Pourquoi votre voiture est plus dispendieuse au Canada ?
Benoit Charette
Voici la question qui m’a été le plus souvent posée depuis l’automne dernier. Pourquoi une voiture est plus dispendieuse au Canada ? Avec un dollar Canadien au pair avec celui des Etats-Unis, il ne devrait pas y avoir de différence. C’est vrai que théoriquement, les biens manufacturés devraient se vendre le même prix.
Cependant, on observe depuis l’automne des différences de plusieurs milliers de dollars entre le prix des voitures des deux côtés de la frontière. Pour les modèles haut de gamme, la différence peut atteindre plus de 20 000$. Plusieurs Canadiens ont l’impression d’être floué, et ils ont raison. Il est vrai que depuis le début de l’année certains constructeurs comme Mercedes, Toyota, Porsche et Lexus ont réduit le prix de détail suggéré. Les diminutions vont de modeste à intéressante chez Mercedes qui a été durement affecté par le magasinage outre-frontière. Chez les constructeurs américains, on préfère les incitatifs.

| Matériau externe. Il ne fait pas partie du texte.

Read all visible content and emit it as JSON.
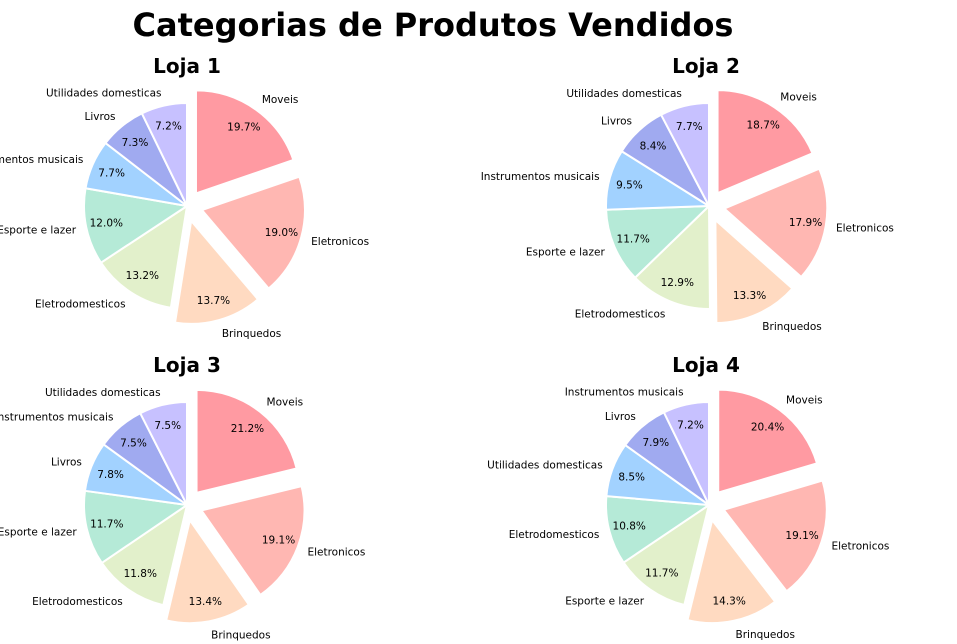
{
  "chart_data": {
    "type": "pie",
    "title": "Categorias de Produtos Vendidos",
    "colors": [
      "#ff9aa2",
      "#ffb7b2",
      "#ffdac1",
      "#e2f0cb",
      "#b5ead7",
      "#a2d2ff",
      "#a0aaf0",
      "#c7c1ff"
    ],
    "explode": [
      0.15,
      0.15,
      0.15,
      0,
      0,
      0,
      0,
      0
    ],
    "start_angle": 90,
    "direction": "clockwise",
    "pies": [
      {
        "title": "Loja 1",
        "labels": [
          "Moveis",
          "Eletronicos",
          "Brinquedos",
          "Eletrodomesticos",
          "Esporte e lazer",
          "Instrumentos musicais",
          "Livros",
          "Utilidades domesticas"
        ],
        "values": [
          19.7,
          19.0,
          13.7,
          13.2,
          12.0,
          7.7,
          7.3,
          7.2
        ],
        "pct_labels": [
          "19.7%",
          "19.0%",
          "13.7%",
          "13.2%",
          "12.0%",
          "7.7%",
          "7.3%",
          "7.2%"
        ]
      },
      {
        "title": "Loja 2",
        "labels": [
          "Moveis",
          "Eletronicos",
          "Brinquedos",
          "Eletrodomesticos",
          "Esporte e lazer",
          "Instrumentos musicais",
          "Livros",
          "Utilidades domesticas"
        ],
        "values": [
          18.7,
          17.9,
          13.3,
          12.9,
          11.7,
          9.5,
          8.4,
          7.7
        ],
        "pct_labels": [
          "18.7%",
          "17.9%",
          "13.3%",
          "12.9%",
          "11.7%",
          "9.5%",
          "8.4%",
          "7.7%"
        ]
      },
      {
        "title": "Loja 3",
        "labels": [
          "Moveis",
          "Eletronicos",
          "Brinquedos",
          "Eletrodomesticos",
          "Esporte e lazer",
          "Livros",
          "Instrumentos musicais",
          "Utilidades domesticas"
        ],
        "values": [
          21.2,
          19.1,
          13.4,
          11.8,
          11.7,
          7.8,
          7.5,
          7.5
        ],
        "pct_labels": [
          "21.2%",
          "19.1%",
          "13.4%",
          "11.8%",
          "11.7%",
          "7.8%",
          "7.5%",
          "7.5%"
        ]
      },
      {
        "title": "Loja 4",
        "labels": [
          "Moveis",
          "Eletronicos",
          "Brinquedos",
          "Esporte e lazer",
          "Eletrodomesticos",
          "Utilidades domesticas",
          "Livros",
          "Instrumentos musicais"
        ],
        "values": [
          20.4,
          19.1,
          14.3,
          11.7,
          10.8,
          8.5,
          7.9,
          7.2
        ],
        "pct_labels": [
          "20.4%",
          "19.1%",
          "14.3%",
          "11.7%",
          "10.8%",
          "8.5%",
          "7.9%",
          "7.2%"
        ]
      }
    ]
  }
}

On donne des rabais instantanés à l’achat sans toutefois diminuer le prix de détail suggéré. C’est pourquoi, il y a plusieurs consommateurs canadiens qui évaluent toujours la possibilité d’acheter leur véhicule aux États-Unis, mais on les en empêche souvent – des concessionnaires refusent de vendre à des acheteurs sans preuve d’adresse aux États-Unis. Certains fabricants demandent à leurs distributeurs américains de ne pas vendre à des Canadiens, un comportement anticoncurrentiel. Pourquoi? Voici une explication fournie par Marcel Boyer vice-président et économiste en chef de l'IEDM, (institut économique de Montréal) Ian Irvine, professeur à Concordia dans l’édition du journal le droit d’ottawa du 16 octobre 2007.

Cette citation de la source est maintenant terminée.